In “the old days”, 2 years ago or so, you could setup a website and then walk away from it – the only annual cost being the hosting cost. However, as websites have become more complex AND cheaper, they have become far more vulnerable to hacking.
The software used to deliver websites is a continual work in progress and vulnerabilities are discovered all the time. Urgent updates can be pushed out, but generally most security updates come out, certainly in the case of WordPress, only when the core software is updated (three times a year for WordPress).
Good hackers (is there such a thing?) won’t bother hacking low value sites, but instead will focus their efforts on high traffic, high value websites. So, if you are an SME and stay with the latest version of the software you’re normally safe. But if you don’t, the complicated hacks that hackers develop gradually become available on sites within the dark web. That then opens up the vulnerabilities to the likes of “script kiddies”; people with no skill to perform hacking but capable of running a hacking script they’ve downloaded from somewhere. And they’ll happily hack any site. Now you’re vulnerable.

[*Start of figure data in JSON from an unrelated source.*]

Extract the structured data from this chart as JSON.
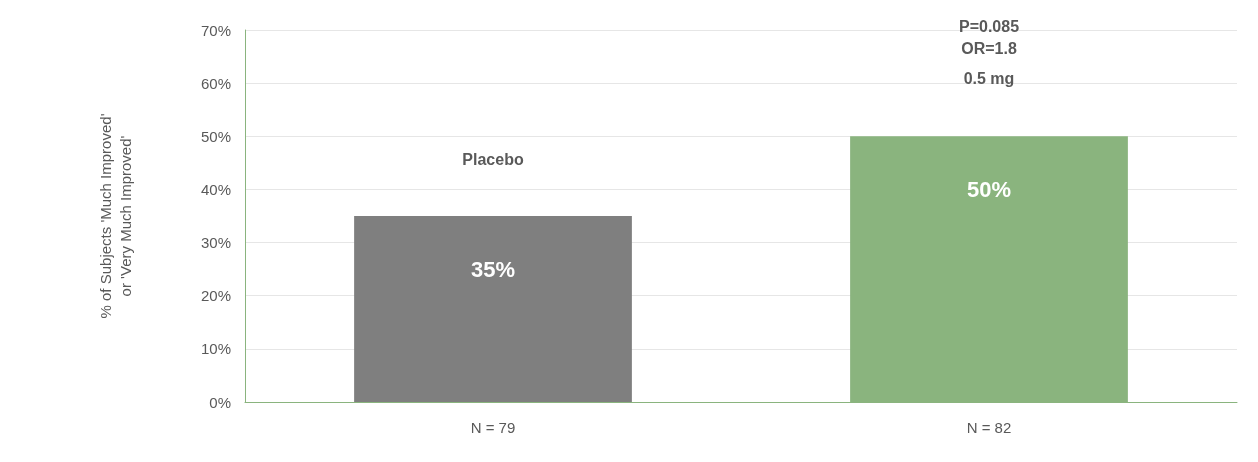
{
  "chart_data": {
    "type": "bar",
    "ylabel": "% of Subjects 'Much Improved' or 'Very Much Improved'",
    "categories": [
      "N = 79",
      "N = 82"
    ],
    "values": [
      35,
      50
    ],
    "colors": [
      "#7f7f7f",
      "#8ab47e"
    ],
    "value_labels": [
      "35%",
      "50%"
    ],
    "ylim": [
      0,
      70
    ],
    "yticks": [
      {
        "value": 0,
        "label": "0%"
      },
      {
        "value": 10,
        "label": "10%"
      },
      {
        "value": 20,
        "label": "20%"
      },
      {
        "value": 30,
        "label": "30%"
      },
      {
        "value": 40,
        "label": "40%"
      },
      {
        "value": 50,
        "label": "50%"
      },
      {
        "value": 60,
        "label": "60%"
      },
      {
        "value": 70,
        "label": "70%"
      }
    ],
    "grid": "y",
    "annotations": [
      "Placebo",
      "0.5 mg",
      "OR=1.8",
      "P=0.085"
    ]
  }
}
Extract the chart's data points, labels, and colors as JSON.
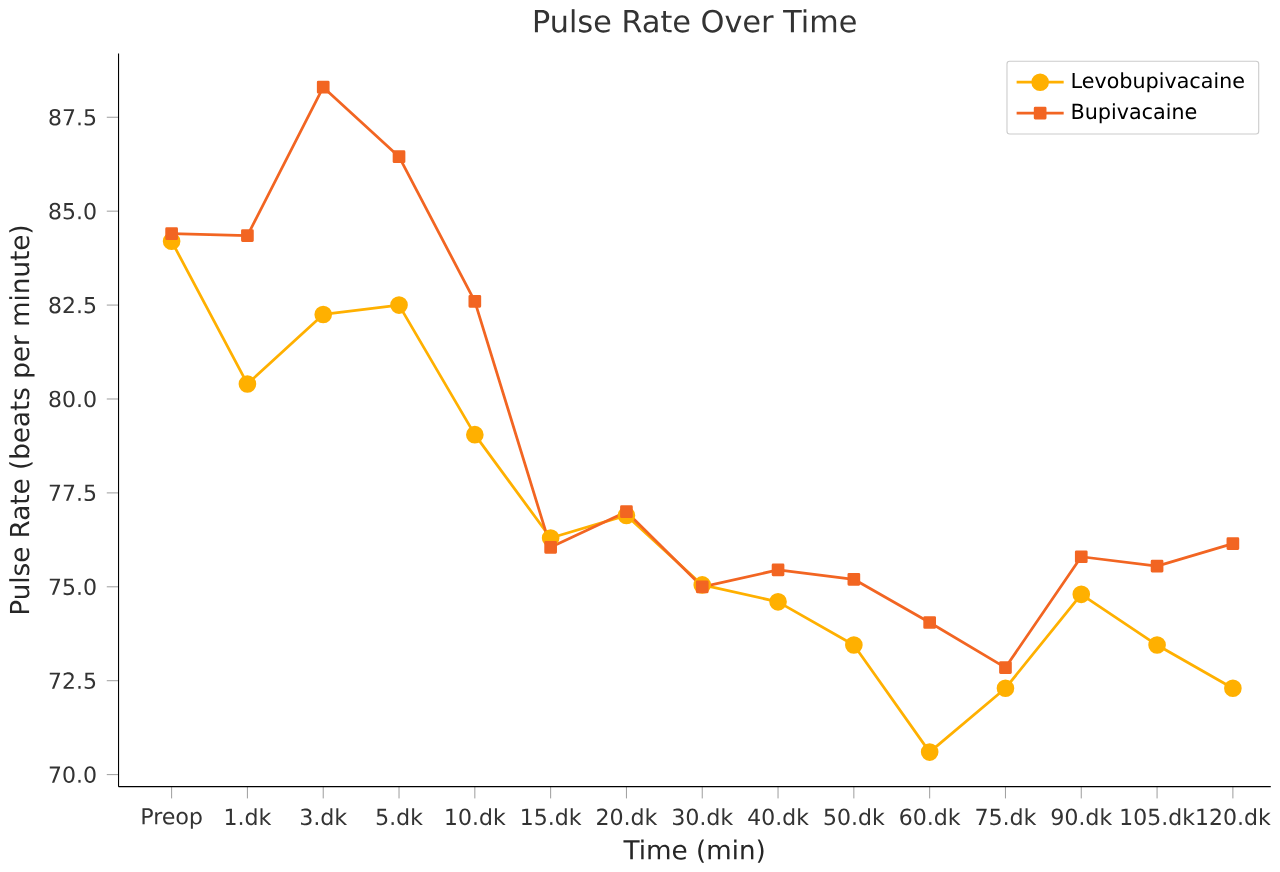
{
  "chart_data": {
    "type": "line",
    "title": "Pulse Rate Over Time",
    "xlabel": "Time (min)",
    "ylabel": "Pulse Rate (beats per minute)",
    "categories": [
      "Preop",
      "1.dk",
      "3.dk",
      "5.dk",
      "10.dk",
      "15.dk",
      "20.dk",
      "30.dk",
      "40.dk",
      "50.dk",
      "60.dk",
      "75.dk",
      "90.dk",
      "105.dk",
      "120.dk"
    ],
    "series": [
      {
        "name": "Levobupivacaine",
        "color": "#ffb000",
        "marker": "circle",
        "values": [
          84.2,
          80.4,
          82.25,
          82.5,
          79.05,
          76.3,
          76.9,
          75.05,
          74.6,
          73.45,
          70.6,
          72.3,
          74.8,
          73.45,
          72.3
        ]
      },
      {
        "name": "Bupivacaine",
        "color": "#f26522",
        "marker": "square",
        "values": [
          84.4,
          84.35,
          88.3,
          86.45,
          82.6,
          76.05,
          77.0,
          75.0,
          75.45,
          75.2,
          74.05,
          72.85,
          75.8,
          75.55,
          76.15
        ]
      }
    ],
    "ylim": [
      69.68,
      89.2
    ],
    "yticks": [
      {
        "value": 70,
        "label": "70.0"
      },
      72.5,
      {
        "value": 75,
        "label": "75.0"
      },
      77.5,
      {
        "value": 80,
        "label": "80.0"
      },
      82.5,
      {
        "value": 85,
        "label": "85.0"
      },
      87.5
    ],
    "grid": false,
    "legend": "top right",
    "line_style": "solid"
  }
}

That explanation is a generalisation, but it helps to explain why the new reality is that you ought to keep your website up to date with the latest software as soon as it becomes available. It comes at a cost – websites are now cheaper to create but more expensive to maintain than 2 years ago – but the cost of being hacked is far higher than updating your website 3 times a year, or paying your developer to do it for you.
So if you’re going to make some new years’ resolutions, please let one of them to be to keep your website software up to date.